玉村さんが構想を描き、抄恵子さんがその挑戦を身近で支える形で、農園はやがてワイナリーやレストランを備えた「ヴィラデスト」へと発展しました。
抄恵子さんは単に夫を支えた存在というだけでなく、玉村さんと一緒に信州での新しい暮らしを築き上げたパートナーだったといえるでしょう。NAGANO WINE公式サイト
なお、玉村豊男さんに子供がいるかどうかについて、公式プロフィールや今回の訃報では明らかにされていません。

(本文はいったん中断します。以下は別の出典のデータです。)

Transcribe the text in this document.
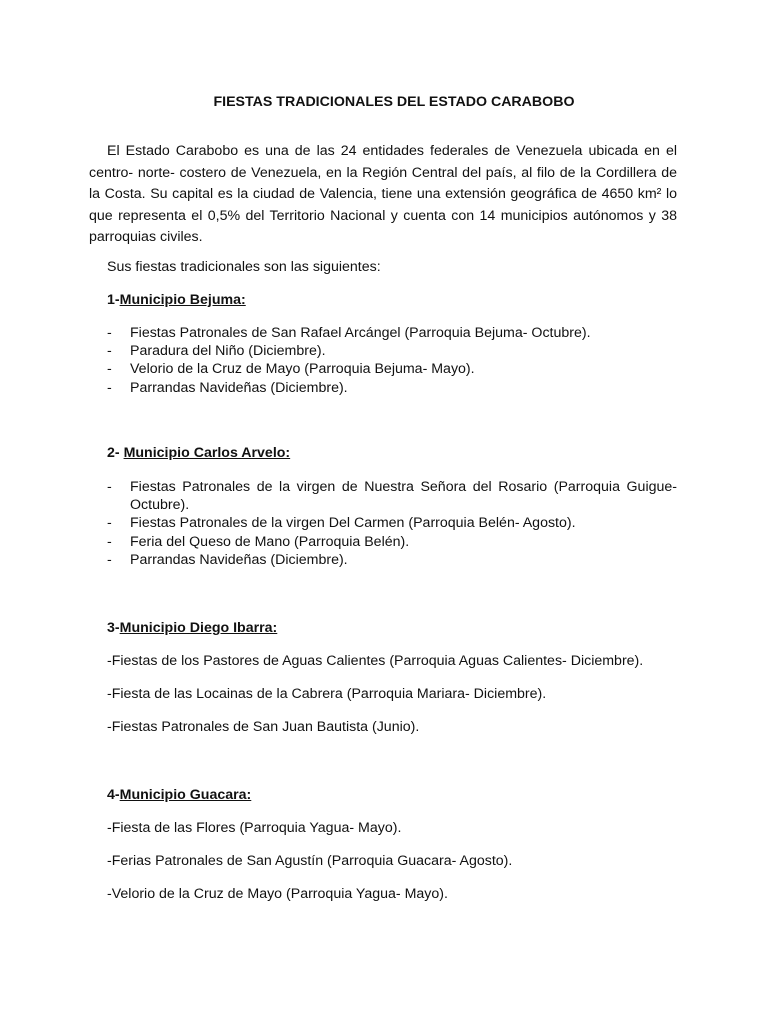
FIESTAS TRADICIONALES DEL ESTADO CARABOBO

El Estado Carabobo es una de las 24 entidades federales de Venezuela ubicada en el centro- norte- costero de Venezuela, en la Región Central del país, al filo de la Cordillera de la Costa. Su capital es la ciudad de Valencia, tiene una extensión geográfica de 4650 km² lo que representa el 0,5% del Territorio Nacional y cuenta con 14 municipios autónomos y 38 parroquias civiles.

Sus fiestas tradicionales son las siguientes:

1-Municipio Bejuma:

- Fiestas Patronales de San Rafael Arcángel (Parroquia Bejuma- Octubre).
- Paradura del Niño (Diciembre).
- Velorio de la Cruz de Mayo (Parroquia Bejuma- Mayo).
- Parrandas Navideñas (Diciembre).

2- Municipio Carlos Arvelo:

- Fiestas Patronales de la virgen de Nuestra Señora del Rosario (Parroquia Guigue- Octubre).
- Fiestas Patronales de la virgen Del Carmen (Parroquia Belén- Agosto).
- Feria del Queso de Mano (Parroquia Belén).
- Parrandas Navideñas (Diciembre).

3-Municipio Diego Ibarra:

-Fiestas de los Pastores de Aguas Calientes (Parroquia Aguas Calientes- Diciembre).

-Fiesta de las Locainas de la Cabrera (Parroquia Mariara- Diciembre).

-Fiestas Patronales de San Juan Bautista (Junio).

4-Municipio Guacara:

-Fiesta de las Flores (Parroquia Yagua- Mayo).

-Ferias Patronales de San Agustín (Parroquia Guacara- Agosto).

-Velorio de la Cruz de Mayo (Parroquia Yagua- Mayo).
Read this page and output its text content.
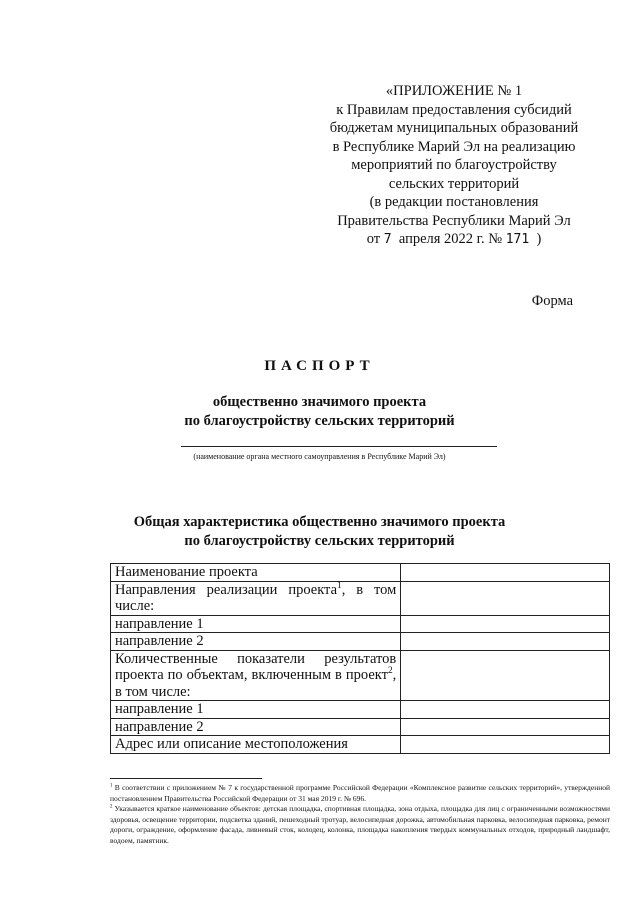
«ПРИЛОЖЕНИЕ № 1
к Правилам предоставления субсидий
бюджетам муниципальных образований
в Республике Марий Эл на реализацию
мероприятий по благоустройству
сельских территорий
(в редакции постановления
Правительства Республики Марий Эл
от 7 апреля 2022 г. № 171 )
Форма
ПАСПОРТ
общественно значимого проекта
по благоустройству сельских территорий
(наименование органа местного самоуправления в Республике Марий Эл)
Общая характеристика общественно значимого проекта
по благоустройству сельских территорий
Наименование проекта	
Направления реализации проекта$^1$, в том числе:	
направление 1	
направление 2	
Количественные показатели результатов проекта по объектам, включенным в проект$^2$, в том числе:	
направление 1	
направление 2	
Адрес или описание местоположения	

$^1$ В соответствии с приложением № 7 к государственной программе Российской Федерации «Комплексное развитие сельских территорий», утвержденной постановлением Правительства Российской Федерации от 31 мая 2019 г. № 696.

$^2$ Указывается краткое наименование объектов: детская площадка, спортивная площадка, зона отдыха, площадка для лиц с ограниченными возможностями здоровья, освещение территории, подсветка зданий, пешеходный тротуар, велосипедная дорожка, автомобильная парковка, велосипедная парковка, ремонт дороги, ограждение, оформление фасада, ливневый сток, колодец, колонка, площадка накопления твердых коммунальных отходов, природный ландшафт, водоем, памятник.
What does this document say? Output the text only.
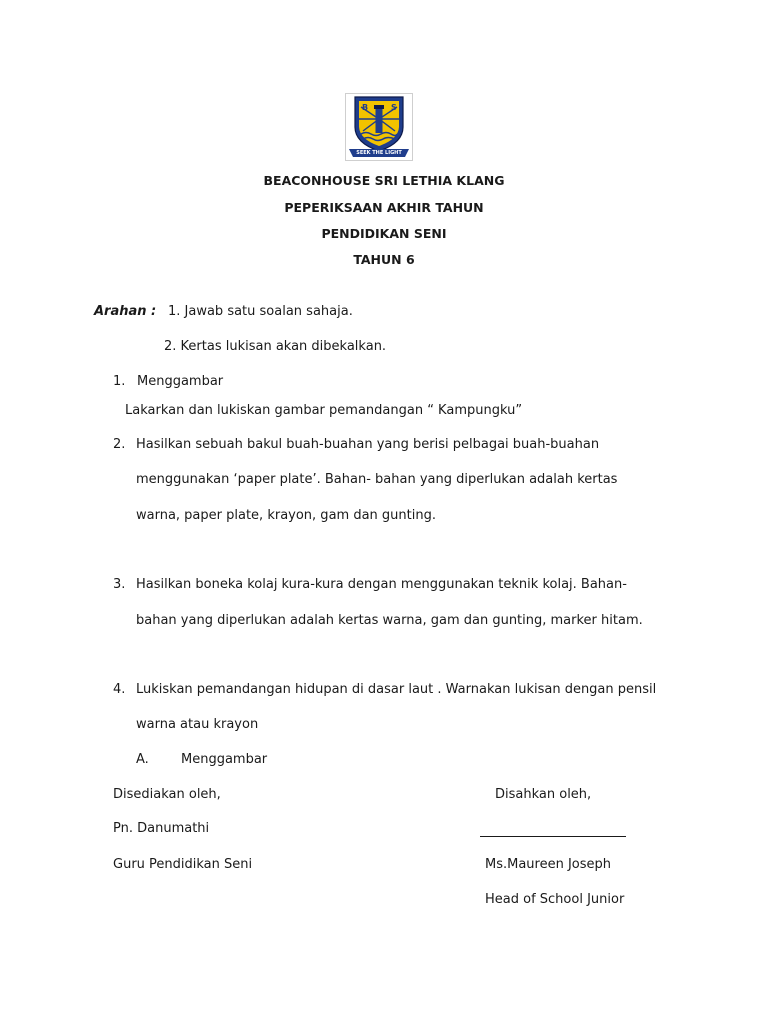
B	S
SEEK THE LIGHT
BEACONHOUSE SRI LETHIA KLANG
PEPERIKSAAN AKHIR TAHUN
PENDIDIKAN SENI
TAHUN 6
Arahan : 1. Jawab satu soalan sahaja.
2. Kertas lukisan akan dibekalkan.
1. Menggambar
Lakarkan dan lukiskan gambar pemandangan “ Kampungku”
2. Hasilkan sebuah bakul buah-buahan yang berisi pelbagai buah-buahan
menggunakan ‘paper plate’. Bahan- bahan yang diperlukan adalah kertas
warna, paper plate, krayon, gam dan gunting.
3. Hasilkan boneka kolaj kura-kura dengan menggunakan teknik kolaj. Bahan-
bahan yang diperlukan adalah kertas warna, gam dan gunting, marker hitam.
4. Lukiskan pemandangan hidupan di dasar laut . Warnakan lukisan dengan pensil
warna atau krayon
A. Menggambar
Disediakan oleh,	Disahkan oleh,
Pn. Danumathi
Guru Pendidikan Seni	Ms.Maureen Joseph
Head of School Junior
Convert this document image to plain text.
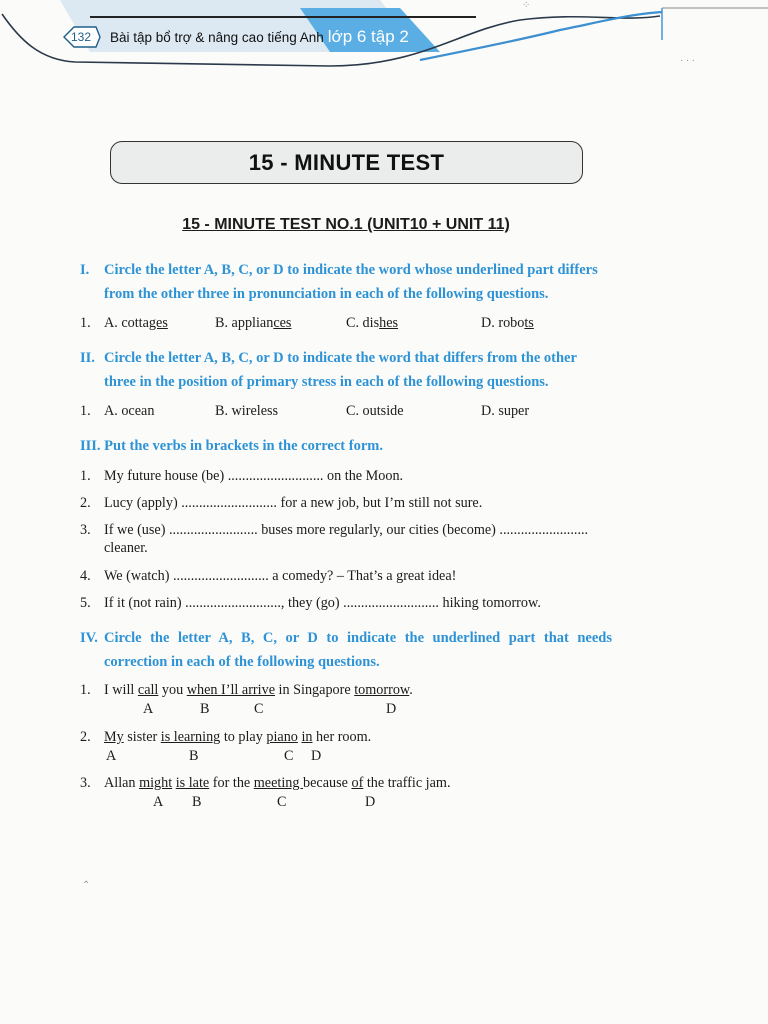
132 Bài tập bổ trợ & nâng cao tiếng Anh lớp 6 tập 2
⁘
· · ·
⌃
15 - MINUTE TEST
15 - MINUTE TEST NO.1 (UNIT10 + UNIT 11)
I. Circle the letter A, B, C, or D to indicate the word whose underlined part differs
from the other three in pronunciation in each of the following questions.
1. A. cottages	B. appliances	C. dishes	D. robots
II. Circle the letter A, B, C, or D to indicate the word that differs from the other
three in the position of primary stress in each of the following questions.
1. A. ocean	B. wireless	C. outside	D. super
III. Put the verbs in brackets in the correct form.
1. My future house (be) ........................... on the Moon.
2. Lucy (apply) ........................... for a new job, but I’m still not sure.
3. If we (use) ......................... buses more regularly, our cities (become) .........................
cleaner.
4. We (watch) ........................... a comedy? – That’s a great idea!
5. If it (not rain) ..........................., they (go) ........................... hiking tomorrow.
IV. Circle the letter A, B, C, or D to indicate the underlined part that needs
correction in each of the following questions.
1. I will call you when I’ll arrive in Singapore tomorrow.
A	B	C	D
2. My sister is learning to play piano in her room.
A	B	C D
3. Allan might is late for the meeting because of the traffic jam.
A B	C	D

「子供はいない」と断定できる公的な資料も確認できないため、非公表とするのが適切です。
父親は日本画家・玉村方久斗
玉村豊男さんの父親は、日本画家として活動した玉村方久斗(たまむら・ほくと)さんです。
玉村さんは方久斗さんの末子として生まれました。
若いころから絵に親しんでいましたが、長く中断した後、病気を経験したことをきっかけに1987年ごろから本格的に絵画制作を再開しています。
花や野菜、果物など身近な自然を繊細な色彩で描いた作品は高い人気を集めました。
1989年には長野県上田市で初の個展を開き、その後も全国各地で個展や巡回展を開催しています。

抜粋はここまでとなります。